Soy, corn up following U.S. stocks report, wheat down

WASHINGTON, Sept 29 (Reuters) – U.S. soybean and corn stockpiles are massive, but not quite as huge as the trade expected.

Corn and soybean futures were trading a little higher following the U.S. Department of Agriculture stocks report issued today, but wheat was down as its stocks were higher than the midpoint of trade expectations.

Also, the forecast of the 2017 wheat crop was at the high end of expectations.

In its quarterly stocks report, the USDA reported that domestic corn ending stocks rose 32 percent from a year earlier to 2.295 million bushels, their highest level since 1988.

Soybean ending stocks rose to 0.301 billion bu., which was 53 percent higher than Sept. 1, 2016, and a 10-year high.

The midpoint of the trade forecast for corn was 2.353 billion bu. and for soybeans was 0.338 billion, in a Reuters poll. The USDA’s estimates were below the lowest forecast in the range of trade estimates

Corn and soybean use during June, July and August was the second highest ever for the period, coming in just below record levels set during the summer of 2016.

Wheat stocks as of Sept. 1 dropped to 2.253 billion bu. from 2.545 billion bu. as U.S. production dropped off amid rising global competition. However, that was higher than the trade’s forecast of 2.205 billion.

The lower-than-expected soybean stocks figure stemmed in part from a downward revision in USDA’s estimate of the 2016 soy harvest. USDA lowered its assessment of the crop by 10.6 million bu., to 4.296 billion.

USDA also trimmed the national soybean yield by 0.1 bu. per acre to 52.0 bu. and cut harvested acres by 40,000.

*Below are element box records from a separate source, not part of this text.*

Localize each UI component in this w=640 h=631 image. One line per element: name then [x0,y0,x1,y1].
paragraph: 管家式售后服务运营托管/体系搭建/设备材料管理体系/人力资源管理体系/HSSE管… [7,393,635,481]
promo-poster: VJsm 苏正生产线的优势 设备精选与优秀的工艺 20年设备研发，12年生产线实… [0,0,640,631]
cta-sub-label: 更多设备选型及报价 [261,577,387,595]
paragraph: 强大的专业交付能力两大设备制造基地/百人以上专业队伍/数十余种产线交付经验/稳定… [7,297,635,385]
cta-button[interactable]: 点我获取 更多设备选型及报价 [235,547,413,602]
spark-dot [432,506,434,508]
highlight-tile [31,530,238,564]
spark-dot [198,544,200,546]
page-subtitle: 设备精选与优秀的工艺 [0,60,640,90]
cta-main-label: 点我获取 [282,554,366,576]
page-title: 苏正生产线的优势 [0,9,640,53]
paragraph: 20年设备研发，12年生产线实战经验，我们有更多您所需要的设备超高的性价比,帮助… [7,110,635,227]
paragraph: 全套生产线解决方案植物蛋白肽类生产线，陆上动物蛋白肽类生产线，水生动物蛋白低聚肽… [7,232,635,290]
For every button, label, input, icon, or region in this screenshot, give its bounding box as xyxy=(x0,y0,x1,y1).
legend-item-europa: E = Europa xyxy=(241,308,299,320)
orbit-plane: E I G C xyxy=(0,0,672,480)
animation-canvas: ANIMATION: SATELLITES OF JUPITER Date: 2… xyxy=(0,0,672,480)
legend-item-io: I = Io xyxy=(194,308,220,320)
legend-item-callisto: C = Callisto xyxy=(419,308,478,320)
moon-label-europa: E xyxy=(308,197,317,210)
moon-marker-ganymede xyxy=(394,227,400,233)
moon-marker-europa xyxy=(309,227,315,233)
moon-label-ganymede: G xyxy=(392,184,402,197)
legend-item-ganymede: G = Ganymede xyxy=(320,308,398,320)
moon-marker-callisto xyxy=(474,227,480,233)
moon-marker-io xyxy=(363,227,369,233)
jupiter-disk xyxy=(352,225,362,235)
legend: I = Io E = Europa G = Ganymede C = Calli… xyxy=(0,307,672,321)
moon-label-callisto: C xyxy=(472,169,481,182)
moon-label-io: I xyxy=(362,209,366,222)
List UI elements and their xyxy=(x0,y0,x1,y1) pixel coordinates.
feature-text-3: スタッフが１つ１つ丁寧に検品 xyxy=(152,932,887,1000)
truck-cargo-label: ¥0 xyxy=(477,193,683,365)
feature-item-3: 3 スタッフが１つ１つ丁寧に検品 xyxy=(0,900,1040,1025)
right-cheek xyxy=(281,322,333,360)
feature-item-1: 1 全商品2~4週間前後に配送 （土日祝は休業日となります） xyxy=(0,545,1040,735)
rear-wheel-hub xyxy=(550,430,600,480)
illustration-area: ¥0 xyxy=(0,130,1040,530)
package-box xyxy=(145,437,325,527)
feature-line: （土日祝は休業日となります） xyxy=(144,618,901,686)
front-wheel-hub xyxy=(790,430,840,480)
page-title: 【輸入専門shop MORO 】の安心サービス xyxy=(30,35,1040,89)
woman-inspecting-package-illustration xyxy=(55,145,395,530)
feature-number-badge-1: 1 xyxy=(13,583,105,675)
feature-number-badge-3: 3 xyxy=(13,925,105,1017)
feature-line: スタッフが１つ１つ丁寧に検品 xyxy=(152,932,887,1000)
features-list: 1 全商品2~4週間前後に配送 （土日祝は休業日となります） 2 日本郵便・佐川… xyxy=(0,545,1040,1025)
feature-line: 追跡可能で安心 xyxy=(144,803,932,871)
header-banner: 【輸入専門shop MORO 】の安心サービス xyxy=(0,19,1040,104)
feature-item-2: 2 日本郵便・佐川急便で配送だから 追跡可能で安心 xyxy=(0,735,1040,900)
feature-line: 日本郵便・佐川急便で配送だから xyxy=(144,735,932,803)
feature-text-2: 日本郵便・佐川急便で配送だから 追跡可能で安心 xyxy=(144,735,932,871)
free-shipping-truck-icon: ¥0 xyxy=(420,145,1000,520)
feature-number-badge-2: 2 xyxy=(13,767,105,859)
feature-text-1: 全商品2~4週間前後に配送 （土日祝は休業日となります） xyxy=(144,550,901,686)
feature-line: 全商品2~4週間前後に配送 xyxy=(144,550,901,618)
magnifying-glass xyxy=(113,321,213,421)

Analysts, on average, expected the 2016 soy crop would be 4.305 billion bu..

Estimates for wheat stocks ranged from 2.083 billion bu. to 2.495 billion bu., with an average of 2.205 billion bu.

2017 WHEAT

The USDA in its Small Grains Report pegged the 2017-18 wheat crop at 1.741 billion bu., which would be the smallest in 15 years. That forecast was within the range of analysts’ estimates but above the average, which was 1.718 billion bu.

It trimmed its estimate of the winter wheat crop but raised the estimate for the spring wheat and durum crops.

It pegged spring wheat at 416 million bushels, up from 402 million in the August forecast. That was toward the high end of the trade’s forecasts.

Durum was pegged at 55 million bushels, up from 51 milllion in August. That too was at the high end of the trade’s forecast.